In fact, let me get all the summer hype out of the way now, by answering the question: “Can Andy Murray win Wimbledon this year?” No. No, he can’t. He is seeded ninth in the world, which means there are currently eight other players who are better than him, one of whom will win Wimbledon.
So if you go to the All England Championships this year, get yourself some strawberries and cream, paint your face with a Union Jack by all means, sing along to Cliff Richard if you must and moan about the weather. But do not, I repeat, do not expect a British victory, because it will not happen.
I only really follow tennis properly during Wimbledon, and most of the British players always seem out of place there. In fact, watching the tournament, I’m reminded of childhood Sunday afternoons at my grandparents’ house in Wolverhampton, watching Ski Sunday on BBC2.
After watching Franz Klammer and Co hurtle down the slopes at frightening speeds, separated by fractions of a second, it would be the plucky Brit’s turn – usually Graham Bell – to slide down about five seconds and 50 places slower than the leading pack, to David Vine’s audible disappointment. In skiing, as in tennis, the Brits seemed like interlopers, waiting to be ejected.
There are two reasons why we will not have a British winner at Wimbledon in the near future. One is that Britain only has the right weather for playing outdoor grass tennis for about three days of the year, so any young hopeful who wants to be any good has to do a lot of training abroad, which costs a lot of money. The other is that you can’t play tennis in pubs, which is where a large percentage of British teenagers spend most of their time.

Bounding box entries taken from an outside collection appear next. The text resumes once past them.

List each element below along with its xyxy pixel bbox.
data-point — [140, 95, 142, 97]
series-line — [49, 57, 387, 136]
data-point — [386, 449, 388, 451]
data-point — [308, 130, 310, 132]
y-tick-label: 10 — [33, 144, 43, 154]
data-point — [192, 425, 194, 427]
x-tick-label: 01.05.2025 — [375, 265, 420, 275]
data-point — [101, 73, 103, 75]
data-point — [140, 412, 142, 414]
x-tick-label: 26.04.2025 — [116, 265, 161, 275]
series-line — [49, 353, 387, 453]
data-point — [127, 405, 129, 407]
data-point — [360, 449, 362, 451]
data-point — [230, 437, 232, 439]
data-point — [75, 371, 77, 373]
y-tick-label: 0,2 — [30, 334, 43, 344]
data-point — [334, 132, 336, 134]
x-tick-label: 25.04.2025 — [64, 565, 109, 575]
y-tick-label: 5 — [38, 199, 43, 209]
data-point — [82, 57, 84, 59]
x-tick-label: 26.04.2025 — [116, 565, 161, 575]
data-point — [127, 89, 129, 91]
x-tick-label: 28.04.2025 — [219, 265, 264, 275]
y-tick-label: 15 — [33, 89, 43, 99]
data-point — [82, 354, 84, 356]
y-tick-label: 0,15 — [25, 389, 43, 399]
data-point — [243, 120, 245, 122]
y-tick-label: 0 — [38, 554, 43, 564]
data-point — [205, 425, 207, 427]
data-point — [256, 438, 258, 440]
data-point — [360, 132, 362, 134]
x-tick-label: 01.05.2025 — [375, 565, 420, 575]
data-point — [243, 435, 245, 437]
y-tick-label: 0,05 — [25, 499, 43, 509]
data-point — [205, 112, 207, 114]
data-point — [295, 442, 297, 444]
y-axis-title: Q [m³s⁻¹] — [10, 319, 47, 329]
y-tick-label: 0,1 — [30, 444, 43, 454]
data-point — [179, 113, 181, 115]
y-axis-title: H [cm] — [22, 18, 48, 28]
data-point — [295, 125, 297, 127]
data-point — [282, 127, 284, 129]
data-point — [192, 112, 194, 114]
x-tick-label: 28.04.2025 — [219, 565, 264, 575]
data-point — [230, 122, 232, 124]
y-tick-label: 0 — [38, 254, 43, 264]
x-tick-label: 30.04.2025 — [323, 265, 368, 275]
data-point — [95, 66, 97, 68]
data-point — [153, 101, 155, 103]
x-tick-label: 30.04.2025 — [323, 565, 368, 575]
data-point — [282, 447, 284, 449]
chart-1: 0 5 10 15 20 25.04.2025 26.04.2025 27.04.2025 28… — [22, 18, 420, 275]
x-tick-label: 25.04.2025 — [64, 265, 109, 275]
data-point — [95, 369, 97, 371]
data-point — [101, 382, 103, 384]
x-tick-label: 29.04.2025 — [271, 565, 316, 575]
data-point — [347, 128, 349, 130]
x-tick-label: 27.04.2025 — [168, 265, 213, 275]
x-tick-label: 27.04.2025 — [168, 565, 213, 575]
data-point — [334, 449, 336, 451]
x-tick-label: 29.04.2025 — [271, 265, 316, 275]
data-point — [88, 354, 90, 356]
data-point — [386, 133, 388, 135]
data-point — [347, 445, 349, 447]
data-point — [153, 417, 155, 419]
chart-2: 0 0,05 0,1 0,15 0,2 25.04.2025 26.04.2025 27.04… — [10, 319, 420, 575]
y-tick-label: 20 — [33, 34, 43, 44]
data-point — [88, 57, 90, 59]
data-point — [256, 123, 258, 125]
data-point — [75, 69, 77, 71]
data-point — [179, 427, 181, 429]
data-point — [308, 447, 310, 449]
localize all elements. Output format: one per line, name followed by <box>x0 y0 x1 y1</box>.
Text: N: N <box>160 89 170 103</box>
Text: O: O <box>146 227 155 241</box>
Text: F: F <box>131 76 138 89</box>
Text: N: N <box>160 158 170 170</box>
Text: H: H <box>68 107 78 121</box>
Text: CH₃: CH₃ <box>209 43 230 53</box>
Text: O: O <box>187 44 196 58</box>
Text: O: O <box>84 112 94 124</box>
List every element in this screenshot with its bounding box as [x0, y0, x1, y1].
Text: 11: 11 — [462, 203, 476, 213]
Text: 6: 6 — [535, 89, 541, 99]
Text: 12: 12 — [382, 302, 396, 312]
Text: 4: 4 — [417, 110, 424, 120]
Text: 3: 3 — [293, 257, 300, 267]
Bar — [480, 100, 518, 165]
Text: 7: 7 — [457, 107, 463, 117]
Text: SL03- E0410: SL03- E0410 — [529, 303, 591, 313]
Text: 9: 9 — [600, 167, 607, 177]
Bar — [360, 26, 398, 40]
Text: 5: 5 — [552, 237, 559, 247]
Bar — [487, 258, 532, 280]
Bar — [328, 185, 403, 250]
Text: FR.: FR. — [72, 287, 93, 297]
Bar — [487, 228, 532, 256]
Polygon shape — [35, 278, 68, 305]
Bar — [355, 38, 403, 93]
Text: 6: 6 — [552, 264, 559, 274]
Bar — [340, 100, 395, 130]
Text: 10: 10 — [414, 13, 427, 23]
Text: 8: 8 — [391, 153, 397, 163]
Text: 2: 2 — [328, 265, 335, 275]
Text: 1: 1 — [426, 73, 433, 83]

It’s not a coincidence that the only two sports that Britain still wins world titles at on any kind of regular basis are snooker and darts. Welshman Mark Webster carried off the BDO World Darts Championship last night, beating Simon Whitlock in the final.
In the tradition of true British sporting heroes, Webster said after his victory that he has no intention of giving up his day job as a plumber just yet.
“It probably makes sense to carry on with plumbing, but then again I’m world champion now,” said Webster, who must now ponder whether to go full-time and join the rival PDC darts circuit, which is where most of the money is.
If we want to be this successful on the tennis court, there is only one solution. Clear out the beer gardens, and put tennis courts at the back of all our pubs. Within 20 years, I guarantee we’ll have a Wimbledon champion.
The bad news is that it will mean there’ll be another Richard Curtis movie to follow up that ludicrous one that had Paul Bettany and Kirsten Dunst in it. But I, for one, am willing to pay that price, as I just won’t go and see it.